For Valparaiso High School senior Devin Bafia, home is on the pitcher’s mound. After winning sectionals three times, being named 1st Team All Area by multiple news sources, and making Team Indiana, Bafia has a bright future ahead of him.
The star baseball player recently received an athletic scholarship to attend the University of Evansville, and he hopes to eventually play in the big leagues. For Bafia, baseball is both the motivation and the goal.
Bafia is quick to note, however, that success doesn’t come without hard work. One of the baseball team’s slogans supports Bafia’s sentiments: “Nothing is given to you, and hard work pays off.”
Bafia’s been working hard all his life. At only three-years-old, he started playing baseball with his father, Rich Bafia, who was recruited into pros only to suffer a tragic injury.
Rich, eager to give his son an edge, taught him to pitch with his left hand – a huge advantage when it comes to pitching.
As he grew up, Bafia played on a combination of school and traveling teams. His father coaches Triple Crown Elite, Bafia’s team during the summer and fall. During the rest of the year, his dad pitches live so that Bafia can practice batting in a more realistic setting. Bafia is grateful for all of his dad’s encouragement and expertise.
Bafia’s biggest piece of advice for younger baseball players is to practice more live hitting.
“Nothing can get you better than actually seeing the ball out of the hand,” Bafia said.
During the school year, Bafia plays on the school team at VHS, coached by Dave Coyle.
As the coach is apparently fond of saying, “All it takes is all you’ve got.”
Coyle coaches baseball similarly to how he coaches the high school football team: players work until they achieve their goals.
“Coach Coyle always has us run the same practice,” Bafia said. “It’s on a time schedule and we always do the same things in the same order everyday.”

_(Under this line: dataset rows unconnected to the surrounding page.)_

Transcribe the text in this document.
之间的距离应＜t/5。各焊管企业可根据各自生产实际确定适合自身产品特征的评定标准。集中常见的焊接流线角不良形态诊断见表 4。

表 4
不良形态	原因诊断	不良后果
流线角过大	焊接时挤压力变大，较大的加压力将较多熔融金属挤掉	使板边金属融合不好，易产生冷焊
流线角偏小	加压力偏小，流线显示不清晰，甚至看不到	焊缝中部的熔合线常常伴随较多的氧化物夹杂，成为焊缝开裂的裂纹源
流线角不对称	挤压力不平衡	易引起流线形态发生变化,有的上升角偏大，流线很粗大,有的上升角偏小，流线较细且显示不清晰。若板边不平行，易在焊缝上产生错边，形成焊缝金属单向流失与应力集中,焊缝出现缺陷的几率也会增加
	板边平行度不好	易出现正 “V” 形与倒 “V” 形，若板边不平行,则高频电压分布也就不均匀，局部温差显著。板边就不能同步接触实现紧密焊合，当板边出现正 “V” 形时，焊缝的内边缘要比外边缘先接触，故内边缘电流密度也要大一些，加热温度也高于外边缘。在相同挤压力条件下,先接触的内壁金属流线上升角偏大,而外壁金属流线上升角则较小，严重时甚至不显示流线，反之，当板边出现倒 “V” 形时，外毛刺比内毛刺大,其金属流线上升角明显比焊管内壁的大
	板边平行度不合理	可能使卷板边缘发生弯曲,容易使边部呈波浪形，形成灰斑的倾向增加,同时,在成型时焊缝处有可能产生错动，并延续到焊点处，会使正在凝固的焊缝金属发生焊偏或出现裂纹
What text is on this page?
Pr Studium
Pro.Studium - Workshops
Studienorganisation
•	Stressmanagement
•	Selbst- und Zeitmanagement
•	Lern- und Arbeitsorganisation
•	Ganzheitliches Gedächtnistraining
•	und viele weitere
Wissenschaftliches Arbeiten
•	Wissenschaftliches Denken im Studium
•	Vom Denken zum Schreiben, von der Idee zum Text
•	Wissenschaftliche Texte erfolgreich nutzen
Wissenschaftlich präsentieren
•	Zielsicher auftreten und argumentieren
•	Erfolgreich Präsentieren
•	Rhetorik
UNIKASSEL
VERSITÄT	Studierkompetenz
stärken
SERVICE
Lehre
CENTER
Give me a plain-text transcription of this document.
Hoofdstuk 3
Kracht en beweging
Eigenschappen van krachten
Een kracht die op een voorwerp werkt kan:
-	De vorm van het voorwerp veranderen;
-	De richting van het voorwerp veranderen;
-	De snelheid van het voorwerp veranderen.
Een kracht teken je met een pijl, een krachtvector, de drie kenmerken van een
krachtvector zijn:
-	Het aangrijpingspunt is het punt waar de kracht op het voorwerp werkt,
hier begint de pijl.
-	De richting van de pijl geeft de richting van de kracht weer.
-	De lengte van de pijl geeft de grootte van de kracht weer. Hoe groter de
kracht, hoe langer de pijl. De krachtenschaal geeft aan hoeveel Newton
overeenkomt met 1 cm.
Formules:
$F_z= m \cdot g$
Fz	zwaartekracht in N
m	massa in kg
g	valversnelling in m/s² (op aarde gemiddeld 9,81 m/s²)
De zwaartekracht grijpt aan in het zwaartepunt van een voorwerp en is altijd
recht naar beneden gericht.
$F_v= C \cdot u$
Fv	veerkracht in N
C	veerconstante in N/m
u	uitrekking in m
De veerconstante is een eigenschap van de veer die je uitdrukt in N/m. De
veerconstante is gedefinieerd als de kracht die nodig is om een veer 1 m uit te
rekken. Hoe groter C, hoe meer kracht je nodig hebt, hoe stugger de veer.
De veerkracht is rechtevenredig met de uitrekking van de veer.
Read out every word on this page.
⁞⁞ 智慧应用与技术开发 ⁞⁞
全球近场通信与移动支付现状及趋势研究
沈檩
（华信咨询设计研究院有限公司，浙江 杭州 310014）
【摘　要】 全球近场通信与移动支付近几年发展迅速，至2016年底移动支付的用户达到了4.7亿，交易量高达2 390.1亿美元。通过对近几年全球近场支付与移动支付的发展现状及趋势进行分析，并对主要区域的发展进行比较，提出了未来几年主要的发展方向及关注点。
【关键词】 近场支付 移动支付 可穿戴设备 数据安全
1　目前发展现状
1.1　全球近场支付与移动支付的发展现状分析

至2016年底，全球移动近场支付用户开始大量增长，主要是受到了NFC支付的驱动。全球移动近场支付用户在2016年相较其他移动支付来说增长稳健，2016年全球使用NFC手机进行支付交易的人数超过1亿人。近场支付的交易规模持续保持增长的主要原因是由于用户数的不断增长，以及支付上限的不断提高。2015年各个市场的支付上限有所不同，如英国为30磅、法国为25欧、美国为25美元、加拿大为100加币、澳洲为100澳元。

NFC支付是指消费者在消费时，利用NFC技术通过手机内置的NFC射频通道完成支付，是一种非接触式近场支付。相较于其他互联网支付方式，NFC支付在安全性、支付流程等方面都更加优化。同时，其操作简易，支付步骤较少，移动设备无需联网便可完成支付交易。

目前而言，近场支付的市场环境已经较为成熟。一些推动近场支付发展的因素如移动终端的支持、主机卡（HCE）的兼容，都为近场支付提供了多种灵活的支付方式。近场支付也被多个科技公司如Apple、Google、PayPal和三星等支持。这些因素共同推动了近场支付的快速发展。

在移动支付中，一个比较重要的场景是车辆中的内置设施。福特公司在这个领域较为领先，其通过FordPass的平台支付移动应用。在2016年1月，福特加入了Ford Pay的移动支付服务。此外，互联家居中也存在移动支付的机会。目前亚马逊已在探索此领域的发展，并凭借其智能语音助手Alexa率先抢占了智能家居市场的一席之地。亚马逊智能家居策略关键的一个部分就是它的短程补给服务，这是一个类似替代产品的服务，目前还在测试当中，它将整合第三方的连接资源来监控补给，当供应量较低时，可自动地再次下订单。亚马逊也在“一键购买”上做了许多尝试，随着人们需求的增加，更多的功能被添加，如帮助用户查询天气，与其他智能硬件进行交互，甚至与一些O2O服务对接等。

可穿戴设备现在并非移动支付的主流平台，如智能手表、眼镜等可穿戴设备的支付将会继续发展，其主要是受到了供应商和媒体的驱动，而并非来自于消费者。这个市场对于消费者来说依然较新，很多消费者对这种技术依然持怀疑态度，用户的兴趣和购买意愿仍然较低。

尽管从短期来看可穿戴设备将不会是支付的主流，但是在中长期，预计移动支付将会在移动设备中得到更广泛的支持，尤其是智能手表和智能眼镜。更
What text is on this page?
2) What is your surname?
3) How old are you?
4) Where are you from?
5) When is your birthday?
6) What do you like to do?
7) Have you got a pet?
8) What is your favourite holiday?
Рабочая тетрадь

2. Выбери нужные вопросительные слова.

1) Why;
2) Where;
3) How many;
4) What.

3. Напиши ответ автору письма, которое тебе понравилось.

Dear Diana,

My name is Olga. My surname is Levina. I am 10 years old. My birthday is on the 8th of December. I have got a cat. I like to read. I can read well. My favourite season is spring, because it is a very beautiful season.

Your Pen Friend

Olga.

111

This endless repetition helps athletes know what to expect and solidifies each day’s training.
“It’s a mindset for improvement,” Bafia said. “It’s good to be on a schedule.”
Even when baseball is exhausting and demanding, Bafia keeps up his hard work and dedicates himself to the game.
“Baseball is just fun,” said Bafia. “And I love it.”
Bafia is a winner inside and out, that’s why he’s a Valpo Life That Matters.